Intento no ir ni a los homenajes, ni a los funerales de los amigos. En el caso de los funerales, me llevo mal con la muerte, y su dimensión social me incomoda profundamente. Un colega me dijo que sólo había que ir al funeral de los enemigos, «y mirar en la caja, para asegurarse de que el tipo estaba dentro». «Pero al funeral de los amigos, ¡nunca!», gritó cual poseso.
Haciendo caso a la segunda parte de su consejo (los enemigos nunca me han inquietado demasiado), lo cierto es que sólo voy a un funeral si mi ausencia motiva alguna incomprensión. El dolor es algo íntimo y soporto mal su exhibición pública, aunque a veces resulte inevitable.
Desde mi perspectiva, llorar hacia dentro es una forma profunda de amar. Por supuesto, los homenajes son de otra naturaleza, pero también me resultan antipáticos. Tienen algo de fúnebre finiquito, como si, subrayando la categoría biográfica del homenajeado, se diera por liquidado. No sé. Seguro que exagero, pero cuando quiero de verdad a la persona, tiendo a verla como eterna, incapaz de hacerme la mala jugada de dejarme un día. Además, los homenajes están tan sobrecargados de aduladores, pelotas de salón, tipos que pasan por allí, los que van por el canapé, los aburridos de turno y los que asisten porque toca asistir, que me resulta especialmente bochornoso el pasamanos de turno.
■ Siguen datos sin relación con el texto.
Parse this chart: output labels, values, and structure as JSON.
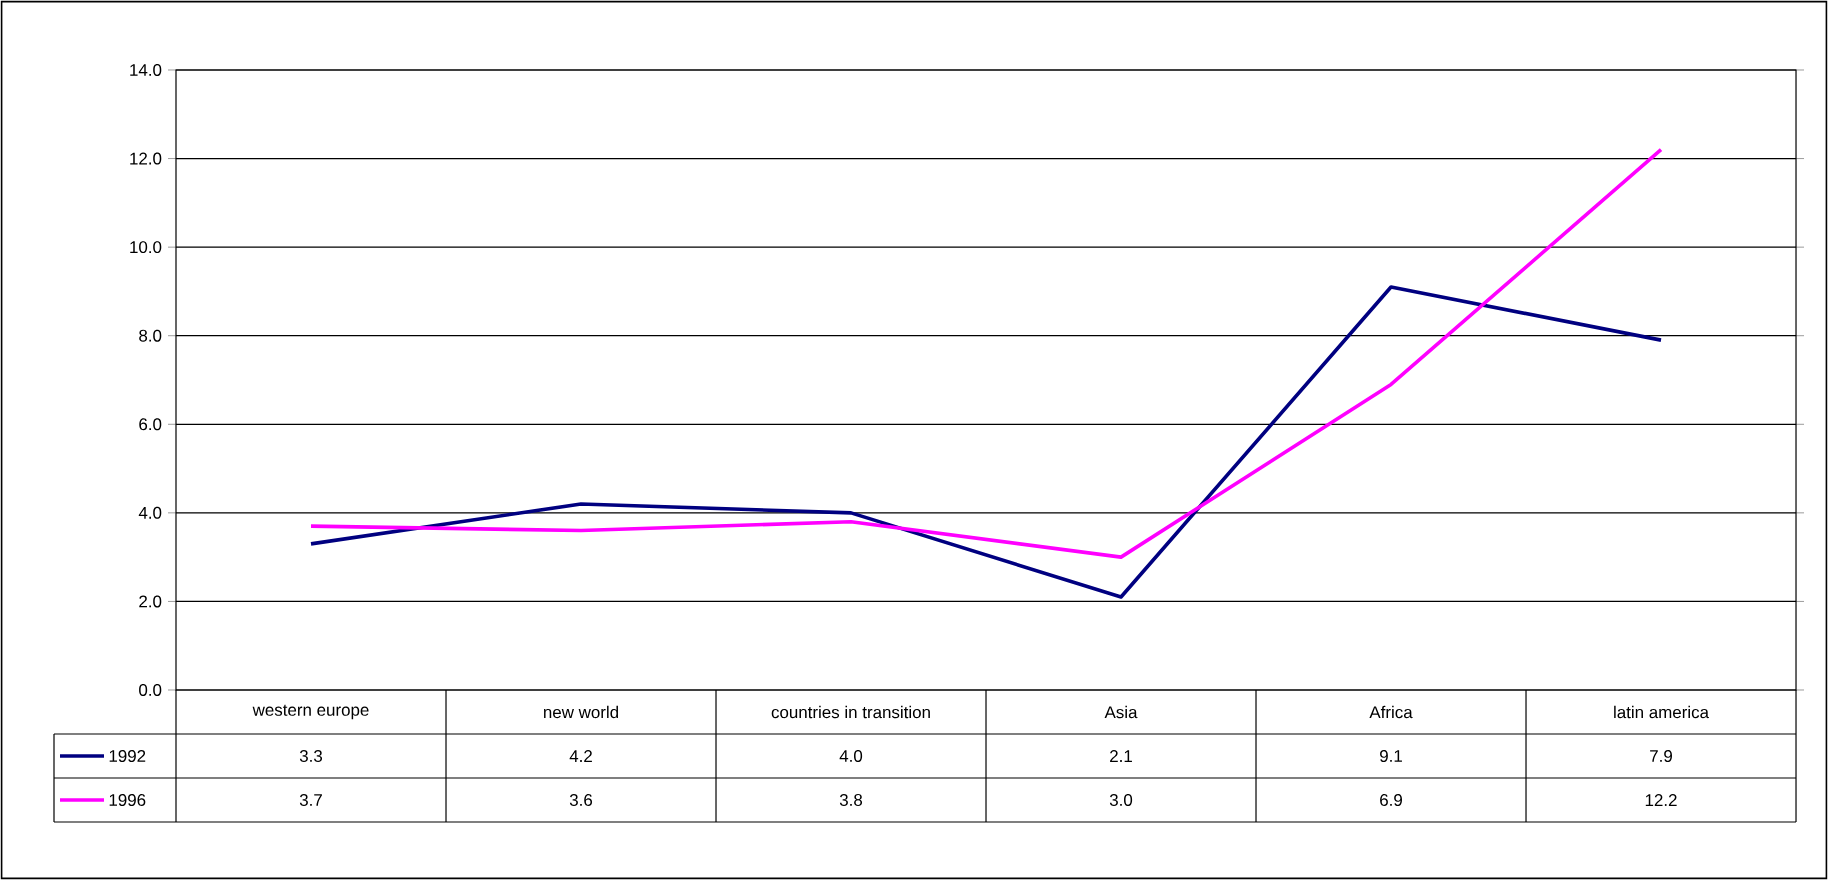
{
  "chart_data": {
    "type": "line",
    "categories": [
      "western europe",
      "new world",
      "countries in transition",
      "Asia",
      "Africa",
      "latin america"
    ],
    "series": [
      {
        "name": "1992",
        "color": "#000080",
        "values": [
          3.3,
          4.2,
          4.0,
          2.1,
          9.1,
          7.9
        ],
        "value_labels": [
          "3.3",
          "4.2",
          "4.0",
          "2.1",
          "9.1",
          "7.9"
        ]
      },
      {
        "name": "1996",
        "color": "#ff00ff",
        "values": [
          3.7,
          3.6,
          3.8,
          3.0,
          6.9,
          12.2
        ],
        "value_labels": [
          "3.7",
          "3.6",
          "3.8",
          "3.0",
          "6.9",
          "12.2"
        ]
      }
    ],
    "ylim": [
      0,
      14
    ],
    "yticks": [
      {
        "value": 0,
        "label": "0.0"
      },
      {
        "value": 2,
        "label": "2.0"
      },
      {
        "value": 4,
        "label": "4.0"
      },
      {
        "value": 6,
        "label": "6.0"
      },
      {
        "value": 8,
        "label": "8.0"
      },
      {
        "value": 10,
        "label": "10.0"
      },
      {
        "value": 12,
        "label": "12.0"
      },
      {
        "value": 14,
        "label": "14.0"
      }
    ],
    "grid": "y",
    "legend": "bottom",
    "marker": "none",
    "line_style": "solid"
  }
}
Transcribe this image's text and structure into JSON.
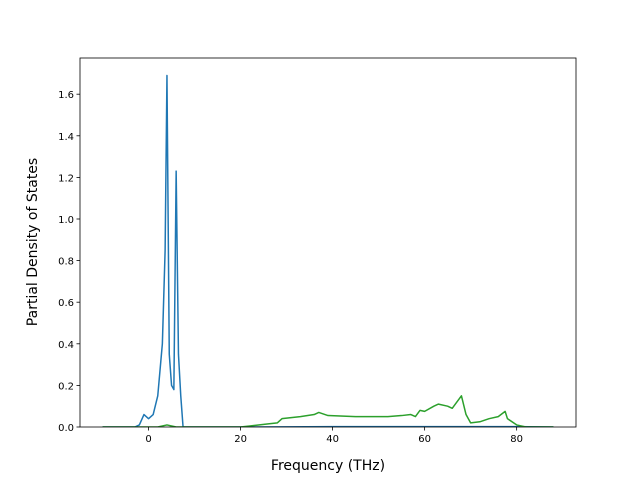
{
  "chart_data": {
    "type": "line",
    "xlabel": "Frequency (THz)",
    "ylabel": "Partial Density of States",
    "xlim": [
      -14.9,
      92.9
    ],
    "ylim": [
      0,
      1.774
    ],
    "xticks": [
      0,
      20,
      40,
      60,
      80
    ],
    "yticks": [
      {
        "value": 0,
        "label": "0.0"
      },
      0.2,
      0.4,
      0.6,
      0.8,
      {
        "value": 1,
        "label": "1.0"
      },
      1.2,
      1.4,
      1.6
    ],
    "series": [
      {
        "color": "#1f77b4",
        "x": [
          -10,
          -3,
          -2,
          -1,
          0,
          1,
          2,
          3,
          3.6,
          4,
          4.5,
          5,
          5.5,
          6,
          6.5,
          7,
          7.5,
          20,
          40,
          60,
          80,
          88
        ],
        "values": [
          0,
          0,
          0.01,
          0.06,
          0.04,
          0.06,
          0.15,
          0.4,
          0.85,
          1.69,
          0.35,
          0.2,
          0.18,
          1.23,
          0.35,
          0.15,
          0,
          0,
          0.002,
          0.002,
          0.002,
          0
        ]
      },
      {
        "color": "#2ca02c",
        "x": [
          -10,
          2,
          4,
          6,
          20,
          22,
          26,
          28,
          29,
          33,
          36,
          37,
          39,
          45,
          52,
          55,
          57,
          58,
          59,
          60,
          62,
          63,
          65,
          66,
          68,
          69,
          70,
          72,
          74,
          76,
          77.5,
          78,
          80,
          82,
          88
        ],
        "values": [
          0,
          0,
          0.01,
          0,
          0,
          0.005,
          0.015,
          0.02,
          0.04,
          0.05,
          0.06,
          0.07,
          0.055,
          0.05,
          0.05,
          0.055,
          0.06,
          0.05,
          0.08,
          0.075,
          0.1,
          0.11,
          0.1,
          0.09,
          0.15,
          0.06,
          0.02,
          0.025,
          0.04,
          0.05,
          0.075,
          0.04,
          0.01,
          0,
          0
        ]
      }
    ]
  }
}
No he ido a un solo homenaje en el que no me haya preguntado «¿qué hace este personaje aquí?», sabiendo lo que todos sabemos de todos. No olvidemos que el zoológico payanes es pequeño y todos los monos nos tenemos un amplio conocimiento mutuo. De hecho, si alguien estudiara los rituales de la hipocresía social, no debería perderse uno solo de nuestros homenajes.
Desde mi perspectiva, llorar hacia dentro es una forma profunda de amar.